State of Software Security, Vol. 10

Partner: Veracode

Marking a decade of research, SOSS Volume 10 provides a unique “Then vs. Now” comparison of the application security landscape. While awareness has grown leaps and bounds, the core problem identified 10 years ago remains: most software is still very insecure. This milestone report focuses on the emerging crisis of “security debt”—the accumulation of aging, unresolved flaws that act as a permanent weight on application resilience.

A surprising finding of this decade-long review is that the “typical” (median) time to fix a flaw has remained stuck at 59 days since Volume 1. While most fixes happen quickly, a growing “long tail” of unresolved findings is inflating the average time to remediation. This report rewards the click by quantifying how different languages and scan cadences either contribute to or alleviate this debt, providing developers with a survival guide for the modern codebase.

Habit-building emerges as the primary differentiator for leading programs. Organizations that have transitioned to a continuous, daily scanning model see a 72% reduction in their median time to remediate.
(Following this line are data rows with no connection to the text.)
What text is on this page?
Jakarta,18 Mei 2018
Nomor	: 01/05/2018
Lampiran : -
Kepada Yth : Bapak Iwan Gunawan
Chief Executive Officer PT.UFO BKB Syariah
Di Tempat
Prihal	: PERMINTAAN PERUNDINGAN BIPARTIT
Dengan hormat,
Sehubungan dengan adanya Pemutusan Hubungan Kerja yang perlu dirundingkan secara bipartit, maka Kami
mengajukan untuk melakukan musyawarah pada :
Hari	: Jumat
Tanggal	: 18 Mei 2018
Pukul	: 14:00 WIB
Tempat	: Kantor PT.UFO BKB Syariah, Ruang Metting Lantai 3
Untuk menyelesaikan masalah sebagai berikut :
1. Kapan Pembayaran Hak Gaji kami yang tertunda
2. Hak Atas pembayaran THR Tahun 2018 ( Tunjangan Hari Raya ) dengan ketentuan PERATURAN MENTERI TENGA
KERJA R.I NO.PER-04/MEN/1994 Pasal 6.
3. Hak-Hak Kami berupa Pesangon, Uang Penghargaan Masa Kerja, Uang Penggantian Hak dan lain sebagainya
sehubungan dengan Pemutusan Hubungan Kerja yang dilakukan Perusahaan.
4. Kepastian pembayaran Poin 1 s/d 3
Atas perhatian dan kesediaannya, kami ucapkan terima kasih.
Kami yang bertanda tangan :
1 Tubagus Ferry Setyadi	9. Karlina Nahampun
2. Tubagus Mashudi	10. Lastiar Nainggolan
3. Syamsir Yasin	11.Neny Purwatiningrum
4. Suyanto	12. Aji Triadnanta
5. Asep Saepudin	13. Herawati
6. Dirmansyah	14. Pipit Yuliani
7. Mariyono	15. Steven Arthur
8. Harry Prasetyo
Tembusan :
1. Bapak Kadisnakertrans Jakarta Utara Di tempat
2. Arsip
This research proves that the ability to consistently pay down security debt—addressing new findings while chipping away at the old—is what separates high-performing development teams from those being buried by technical risk.

Key Findings

  • 50-Fold Sample Growth: The SOSS dataset has expanded from 1,591 applications in Volume 1 to over 85,000 applications in Volume 10.
  • Static Median Fix Times: The typical time to remediate flaws remains unchanged at 59 days over the last decade, indicating a stalemate in general fix speed.
  • Daily Scanning Efficacy: Applications scanned 260+ times per year (averaging daily) reduce Median TTR to just 19 days—a 72% improvement over infrequent scanners.
  • The “Recency Bias” Trap: A flaw has a 22% chance of being fixed in its first month, but that likelihood drops to a mere 3-5% once it is more than eight months old.
  • Language-Specific Debt: C++ applications carry security debt that is 3x to 5x larger than .NET applications over a sample period.
  • Fix Capacity Divide: 30% of applications are losing ground, discovering flaws faster than they can fix them and thus increasing their total security debt.

Longitudinal analysis of 85,000 active applications, 1.4 million scans, and nearly 10 million security findings.